"No photo!" Giuseppe Cavallotto waved me off as I aimed my iPhone in his direction.
He stood atop of one of Barolo's most gorgeous vineyards, his family's monopole Bricco Boschis, a steep, sunny, concave hillside that stretches below the family home and winery in Castiglione Falletto.
Giuseppe, the middle of three siblings who run Tenuta Cavallotto, said posing for photographs was for his younger brother, Alfio. Then I asked Giuseppe his age. "That doesn't matter," he responded, and after an awkward silence added, "I'm more-or-less 46—it's no secret."
The low-key, sometimes shy, nature of the Cavallottos partly explains why they aren't better known. Among traditional Barolo producers, Cavallotto has never achieved the cult status of firebrands Bartolo Mascarello or Giuseppe Rinaldi. Nor have they had public, internecine feuds like other local families that split up over winemaking principles. Yet Cavallotto deserves attention on several counts, not the least of which is a solid line of wines that has hit its stride in the past two decades.
Since 2000, the estate has released 15 wines rated 90+ points by Wine Spectator. The list is topped by its three Barolos, all long-aged in large Slovenian oak casks: Barolo Bricco Boschis (aged three years) and two single-parcel riservas, Bricco Boschis Vigna San Giuseppe and Vignolo (up to five years).
These wines are not for the impatient. The 2008 riservas released in late 2014, said Giuseppe, "still need six to seven years" before drinking.
Cavallotto began in 1928 with one of the sharpest land acquisitions in Barolo, when the current generation's great-grandfather bought the entire Bricco Boschis cru with its unusual mix of soils balancing clay and sand. Twenty-five years ago, the family bought an adjacent vineyard in the Vignolo cru, completing something rare in Barolo—a contiguous 50-acre family estate.

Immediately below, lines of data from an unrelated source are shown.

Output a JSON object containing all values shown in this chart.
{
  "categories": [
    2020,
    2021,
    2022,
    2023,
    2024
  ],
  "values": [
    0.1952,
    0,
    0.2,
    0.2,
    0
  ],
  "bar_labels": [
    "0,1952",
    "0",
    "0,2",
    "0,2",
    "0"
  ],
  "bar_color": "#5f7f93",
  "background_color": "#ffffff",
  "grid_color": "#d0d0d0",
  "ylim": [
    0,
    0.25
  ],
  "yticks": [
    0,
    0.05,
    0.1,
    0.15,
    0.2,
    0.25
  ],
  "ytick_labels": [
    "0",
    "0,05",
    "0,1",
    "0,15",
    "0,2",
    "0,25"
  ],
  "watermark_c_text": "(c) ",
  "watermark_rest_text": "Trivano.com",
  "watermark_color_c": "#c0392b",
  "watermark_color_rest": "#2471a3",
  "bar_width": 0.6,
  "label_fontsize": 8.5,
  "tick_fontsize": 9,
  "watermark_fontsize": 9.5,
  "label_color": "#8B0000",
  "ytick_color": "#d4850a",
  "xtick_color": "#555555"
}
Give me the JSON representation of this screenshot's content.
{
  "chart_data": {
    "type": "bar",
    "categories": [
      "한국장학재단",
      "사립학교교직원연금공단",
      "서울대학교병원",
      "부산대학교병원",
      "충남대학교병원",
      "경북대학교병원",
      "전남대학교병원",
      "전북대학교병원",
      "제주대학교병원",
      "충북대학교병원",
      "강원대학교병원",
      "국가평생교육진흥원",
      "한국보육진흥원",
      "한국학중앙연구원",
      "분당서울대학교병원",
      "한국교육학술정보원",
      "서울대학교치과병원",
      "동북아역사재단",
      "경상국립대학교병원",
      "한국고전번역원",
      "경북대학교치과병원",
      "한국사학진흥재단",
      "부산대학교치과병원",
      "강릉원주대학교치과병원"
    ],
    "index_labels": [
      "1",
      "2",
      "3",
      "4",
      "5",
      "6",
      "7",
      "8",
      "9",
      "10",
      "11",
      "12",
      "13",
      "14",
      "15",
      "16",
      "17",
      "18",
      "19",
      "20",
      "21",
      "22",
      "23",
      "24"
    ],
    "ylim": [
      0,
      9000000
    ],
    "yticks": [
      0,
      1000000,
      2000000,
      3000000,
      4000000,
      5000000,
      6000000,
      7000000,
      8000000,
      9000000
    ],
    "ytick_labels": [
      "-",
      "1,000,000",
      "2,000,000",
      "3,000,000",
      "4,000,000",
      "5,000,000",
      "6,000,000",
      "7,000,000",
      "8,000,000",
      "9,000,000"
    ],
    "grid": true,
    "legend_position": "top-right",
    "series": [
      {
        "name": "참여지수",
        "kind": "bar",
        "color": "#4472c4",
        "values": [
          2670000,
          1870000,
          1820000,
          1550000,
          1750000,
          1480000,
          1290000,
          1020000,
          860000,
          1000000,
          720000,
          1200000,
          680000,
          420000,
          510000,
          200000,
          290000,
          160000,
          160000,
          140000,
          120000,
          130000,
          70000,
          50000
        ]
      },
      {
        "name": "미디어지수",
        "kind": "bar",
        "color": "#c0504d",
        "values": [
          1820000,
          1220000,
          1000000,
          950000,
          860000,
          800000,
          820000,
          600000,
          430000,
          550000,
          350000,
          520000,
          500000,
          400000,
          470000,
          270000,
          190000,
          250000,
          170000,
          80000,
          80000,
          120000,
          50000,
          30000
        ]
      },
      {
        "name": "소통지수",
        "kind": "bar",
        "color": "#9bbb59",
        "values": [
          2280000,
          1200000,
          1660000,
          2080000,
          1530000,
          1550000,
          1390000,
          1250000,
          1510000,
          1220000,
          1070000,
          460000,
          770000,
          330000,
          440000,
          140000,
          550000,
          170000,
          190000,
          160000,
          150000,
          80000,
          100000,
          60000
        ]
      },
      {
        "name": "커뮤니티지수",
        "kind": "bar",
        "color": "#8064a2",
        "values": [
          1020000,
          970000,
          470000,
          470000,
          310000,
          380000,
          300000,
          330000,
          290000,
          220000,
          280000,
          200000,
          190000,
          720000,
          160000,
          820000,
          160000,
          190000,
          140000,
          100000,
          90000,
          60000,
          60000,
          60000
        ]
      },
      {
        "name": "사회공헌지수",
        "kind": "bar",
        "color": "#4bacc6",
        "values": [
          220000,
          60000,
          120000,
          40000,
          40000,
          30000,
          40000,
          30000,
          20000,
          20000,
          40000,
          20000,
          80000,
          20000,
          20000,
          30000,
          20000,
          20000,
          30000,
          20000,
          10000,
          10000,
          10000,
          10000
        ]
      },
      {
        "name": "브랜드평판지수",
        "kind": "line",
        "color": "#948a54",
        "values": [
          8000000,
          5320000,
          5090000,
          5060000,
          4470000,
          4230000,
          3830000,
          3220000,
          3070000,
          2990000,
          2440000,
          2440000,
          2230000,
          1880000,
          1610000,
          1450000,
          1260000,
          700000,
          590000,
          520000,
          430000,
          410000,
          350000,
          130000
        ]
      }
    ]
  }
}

In the 1948 vintage, the Cavallottos were among the first growers to bottle and label their own wines, and in the 1970s, the current generation's father, Olivio, and uncle Gildo led the organic wave and promoted ground cover between vine rows to fight erosion.
Though their winemaking, particularly the unhurried cask aging, is traditional, the Cavallottos have quietly tinkered with their approach over decades—switching from wood fermentation casks to concrete in the 1960s and to temperature-controlled stainless steel in the '80s.
In the early 1990s—frustrated by tough vintages that produced harsh tannins—they improved grape quality by thinning their harvest and sought gentler methods in the winery. To that end, they abandoned pump-overs during fermentation and bought steel horizontal roto-fermentors, which they custom-adapted to submerge must solids at snail-like speeds.
At the time, the "Barolo Wars" were raging, pitting traditionalists against modernists who advocated aging in smaller French barriques to make the wines approachable sooner. Alfio, then fresh out of enology school, wanted to try barriques. The family indulged him and discreetly ran tests in the cellar.
"There are two barriques in our story," explained bearded, affable Alfio, alluding to the two Bordeaux barrels the family purchased. "I was a little more modern, but my father, uncle and brother convinced me to stay classic."
You can't drink Barolo every day, and one of the best things about Cavallotto is its range of other wines. Reds include robust Barbera along with easier-drinking Dolcetto, Freisa and Grignolino. There are also whites: Chardonnay from vineyards that came with the 1989 purchase and a rare Pinot Nero (Noir) vinified as a white.
In other words, this is a fairly complex operation for a mom-and-pop organization of 100,000 bottles.
"We have no enologist, we have no agronomist," explained Giuseppe, leading me through Cavallotto's vaulted brick cellar. "We do everything in the family."
Responsibilities among the forty-something siblings go something like this: Giuseppe is the winery guy. Alfio helps in the winery but is focused more in the vineyard and on sales. Their older sister, Laura, runs the office. And at times, everybody does everything.
Their father stopped working about five years ago. But this generation didn't completely take charge of the estate until uncle Gildo, who worked at the estate from the age of 18, passed away in 2013 at 83.
"He died," said Alfio, and then with an admiring laugh added, "so he had to stop working."